The first two authors used and tested an earlier version of this six-step Care-giving Consensus Management Model with an intergenerational ranch family. Both clinical observations and empirical data suggested that the process was effective when combined with family consultation (Fetsch & Zimmerman, 1999). Fetsch and Zimmerman (1999) found that the family increased their family satisfaction with adaptability levels. They also decreased their family strains, stress, and depression levels. The first author used parts of the model with his own family as they s .struggled to maintain family balance in the face of his mother's Alzheimer's Disease.
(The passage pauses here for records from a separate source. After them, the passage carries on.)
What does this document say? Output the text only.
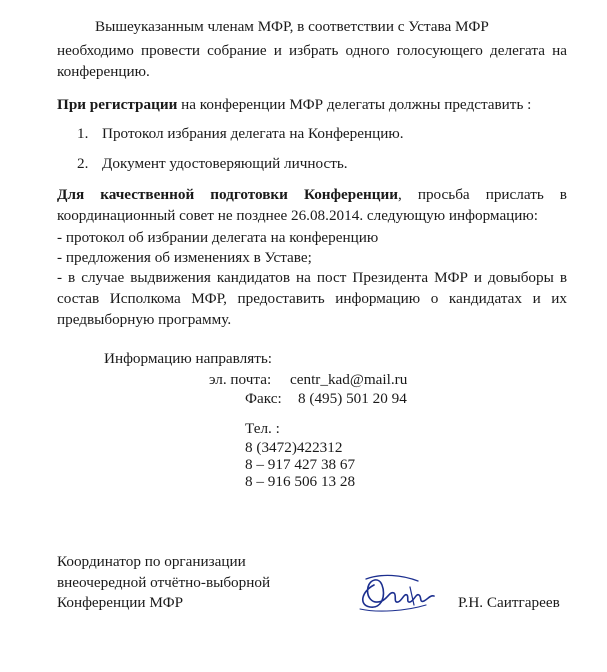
Вышеуказанным членам МФР, в соответствии с Устава МФР
необходимо провести собрание и избрать одного голосующего делегата на
конференцию.
При регистрации на конференции МФР делегаты должны представить :
1. Протокол избрания делегата на Конференцию.
2. Документ удостоверяющий личность.
Для качественной подготовки Конференции, просьба прислать в
координационный совет не позднее 26.08.2014. следующую информацию:
- протокол об избрании делегата на конференцию
- предложения об изменениях в Уставе;
- в случае выдвижения кандидатов на пост Президента МФР и довыборы в
состав Исполкома МФР, предоставить информацию о кандидатах и их
предвыборную программу.
Информацию направлять:
эл. почта: centr_kad@mail.ru
Факс: 8 (495) 501 20 94
Тел. :
8 (3472)422312
8 – 917 427 38 67
8 – 916 506 13 28
Координатор по организации
внеочередной отчётно-выборной
Конференции МФР	Р.Н. Саитгареев
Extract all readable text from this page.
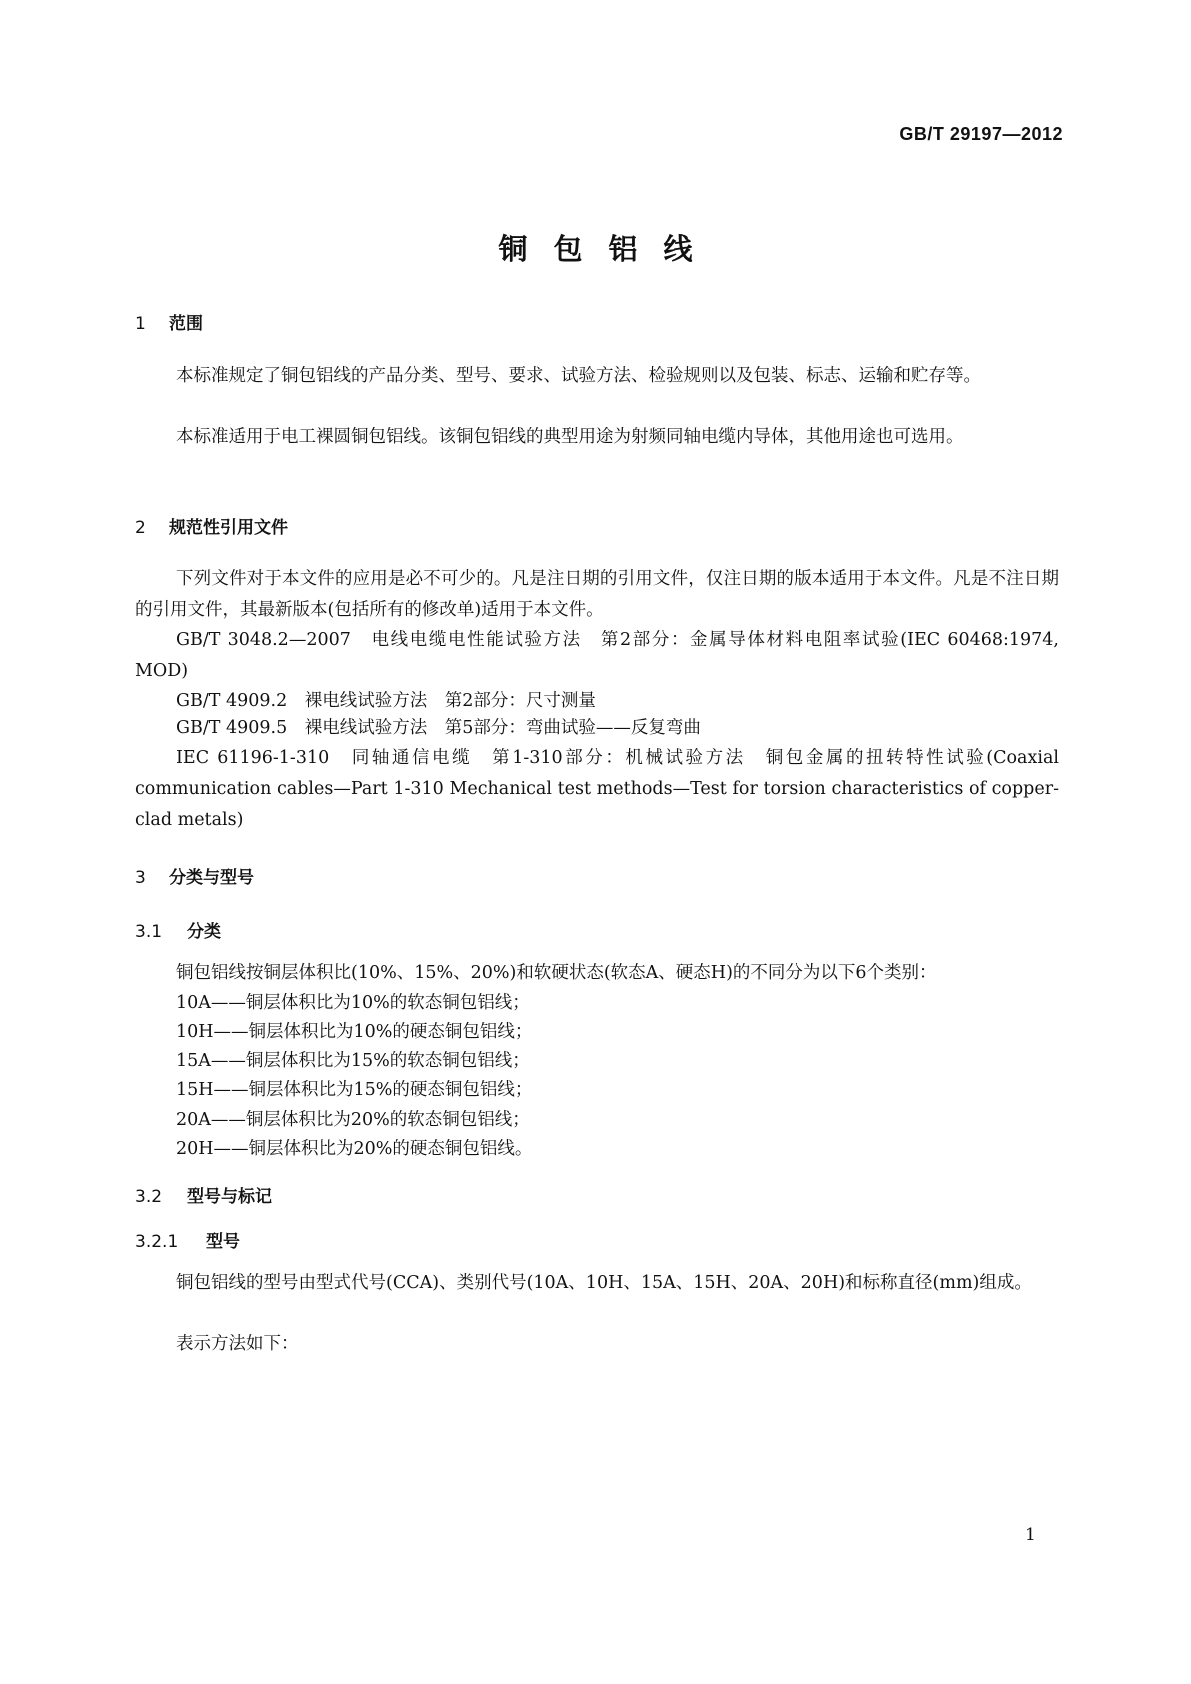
GB/T 29197—2012
铜包铝线
1 范围
本标准规定了铜包铝线的产品分类、型号、要求、试验方法、检验规则以及包装、标志、运输和贮存等。
本标准适用于电工裸圆铜包铝线。该铜包铝线的典型用途为射频同轴电缆内导体，其他用途也可选用。
2 规范性引用文件
下列文件对于本文件的应用是必不可少的。凡是注日期的引用文件，仅注日期的版本适用于本文件。凡是不注日期的引用文件，其最新版本(包括所有的修改单)适用于本文件。
GB/T 3048.2—2007　电线电缆电性能试验方法　第2部分：金属导体材料电阻率试验(IEC 60468:1974, MOD)
GB/T 4909.2　裸电线试验方法　第2部分：尺寸测量
GB/T 4909.5　裸电线试验方法　第5部分：弯曲试验——反复弯曲
IEC 61196-1-310　同轴通信电缆　第1-310部分：机械试验方法　铜包金属的扭转特性试验(Coaxial communication cables—Part 1-310 Mechanical test methods—Test for torsion characteristics of copper-clad metals)
3 分类与型号
3.1 分类
铜包铝线按铜层体积比(10%、15%、20%)和软硬状态(软态A、硬态H)的不同分为以下6个类别：
10A——铜层体积比为10%的软态铜包铝线；
10H——铜层体积比为10%的硬态铜包铝线；
15A——铜层体积比为15%的软态铜包铝线；
15H——铜层体积比为15%的硬态铜包铝线；
20A——铜层体积比为20%的软态铜包铝线；
20H——铜层体积比为20%的硬态铜包铝线。
3.2 型号与标记
3.2.1 型号
铜包铝线的型号由型式代号(CCA)、类别代号(10A、10H、15A、15H、20A、20H)和标称直径(mm)组成。
表示方法如下：
1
Caregiving and its social and personal consequences do not take place in a cultural vacuum. The willingness and ability of families to assume long-term responsibility for a loved one with dementia will be influenced by the traditions and values of the family, by the composition of the family, by the general economic conditions in the country, on the availability of and access to alternative measures of support, and so on.
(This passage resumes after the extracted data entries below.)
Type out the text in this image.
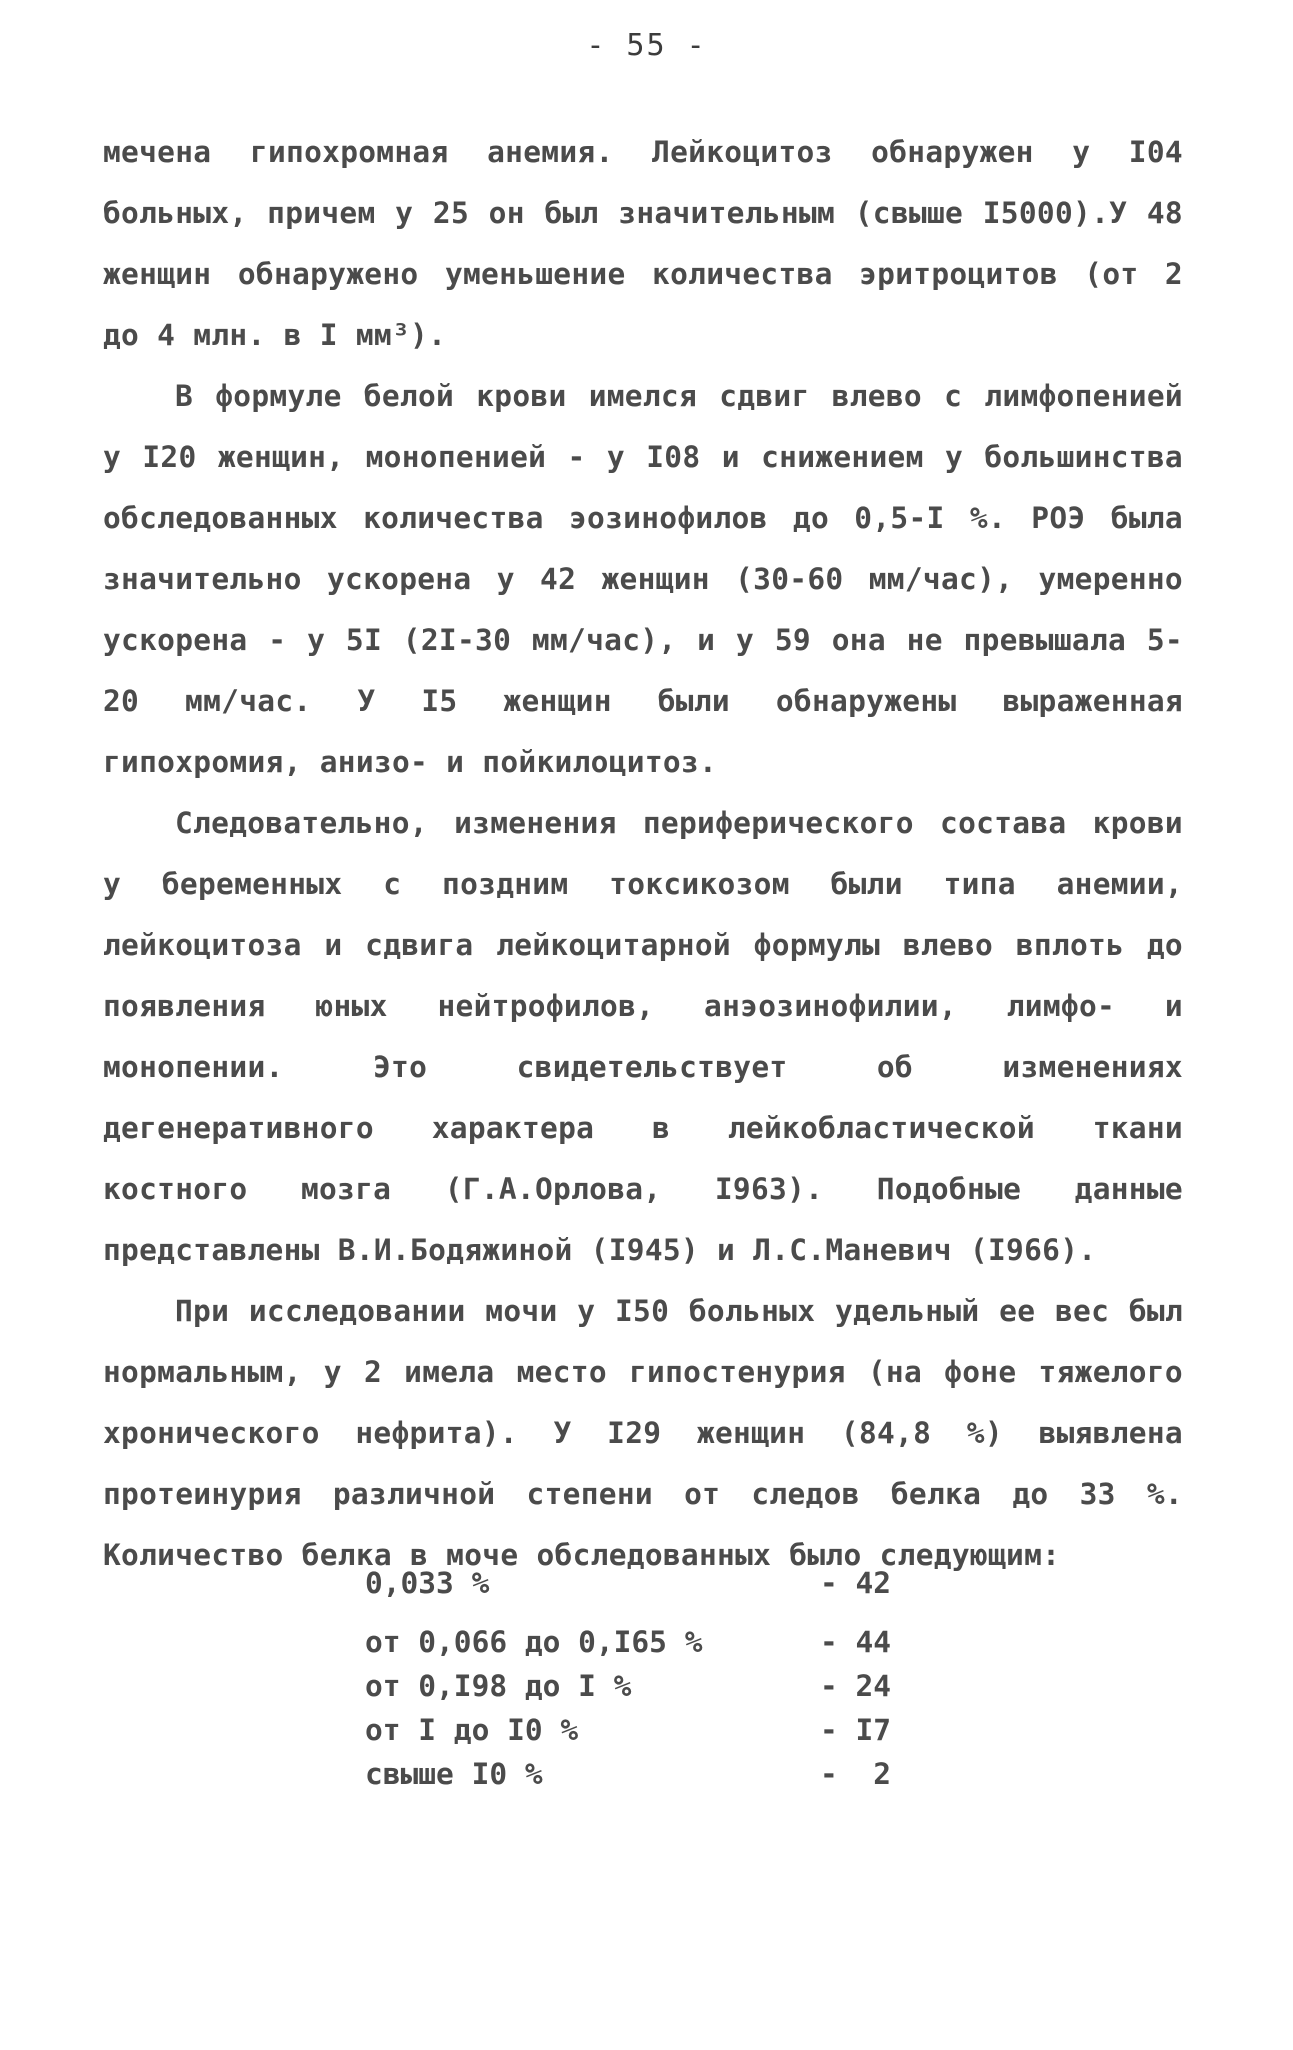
- 55 -

мечена гипохромная анемия. Лейкоцитоз обнаружен у I04 больных, причем у 25 он был значительным (свыше I5000).У 48 женщин обнаружено уменьшение количества эритроцитов (от 2 до 4 млн. в I мм³).

В формуле белой крови имелся сдвиг влево с лимфопенией у I20 женщин, монопенией - у I08 и снижением у большинства обследованных количества эозинофилов до 0,5-I %. РОЭ была значительно ускорена у 42 женщин (30-60 мм/час), умеренно ускорена - у 5I (2I-30 мм/час), и у 59 она не превышала 5-20 мм/час. У I5 женщин были обнаружены выраженная гипохромия, анизо- и пойкилоцитоз.

Следовательно, изменения периферического состава крови у беременных с поздним токсикозом были типа анемии, лейкоцитоза и сдвига лейкоцитарной формулы влево вплоть до появления юных нейтрофилов, анэозинофилии, лимфо- и монопении. Это свидетельствует об изменениях дегенеративного характера в лейкобластической ткани костного мозга (Г.А.Орлова, I963). Подобные данные представлены В.И.Бодяжиной (I945) и Л.С.Маневич (I966).

При исследовании мочи у I50 больных удельный ее вес был нормальным, у 2 имела место гипостенурия (на фоне тяжелого хронического нефрита). У I29 женщин (84,8 %) выявлена протеинурия различной степени от следов белка до 33 %. Количество белка в моче обследованных было следующим:

0,033 %	- 42
от 0,066 до 0,I65 %	- 44
от 0,I98 до I %	- 24
от I до I0 %	- I7
свыше I0 %	-  2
One limitation of the model proposed in this article is that it assumes families have some level of effective and open communication. When a family has poor communication, a history of tension or dominance by either gender, or special needs in terms of low skills to work through the model, a family might obtain and use Cooperative Extension Fact Sheets with practical communication exercises (Fetsch & Jacobson, 1995; 1996). If the family still has trouble communicating, they may need to employ a family therapist to facilitate additional family sessions. Doing so can help resolve issues so the family can use the model more effectively.
A second limitation of the model is that it may not easily accommodate differences in the caregiving experience due to family composition or to differences derived from culture. Incorporation of cultural material into our model will be dependent on the findings of emerging research aimed at identifying cultural comparisons of the caregiving experience. These comparisons, it should emphasized, do not necessarily involve different racial or ethnic groups across societies, but can involve the comparison of different cultural groups within a society (such as Hispanic versus Non-Hispanic caregivers in the United States). Further program evaluation research is needed by Cooperative Extension faculty who test the effectiveness of the model using experimental and control groups of diverse families.
This article suggests that Cooperative Extension professionals, other adult educators, and clinicians can use the six-step Care-giving Consensus Management Model. As greater numbers of Americans join the elderly, the authors recommend that Cooperative Extension incorporate this model into their gerontology intergenerational programs. Its use can benefit needy elderly family members and their families by providing them with a structure for decision making, problem solving, priority setting, and task accomplishment. This is a practical way that Cooperative Extension professionals and mental health professionals can foster caregivers' health and balance.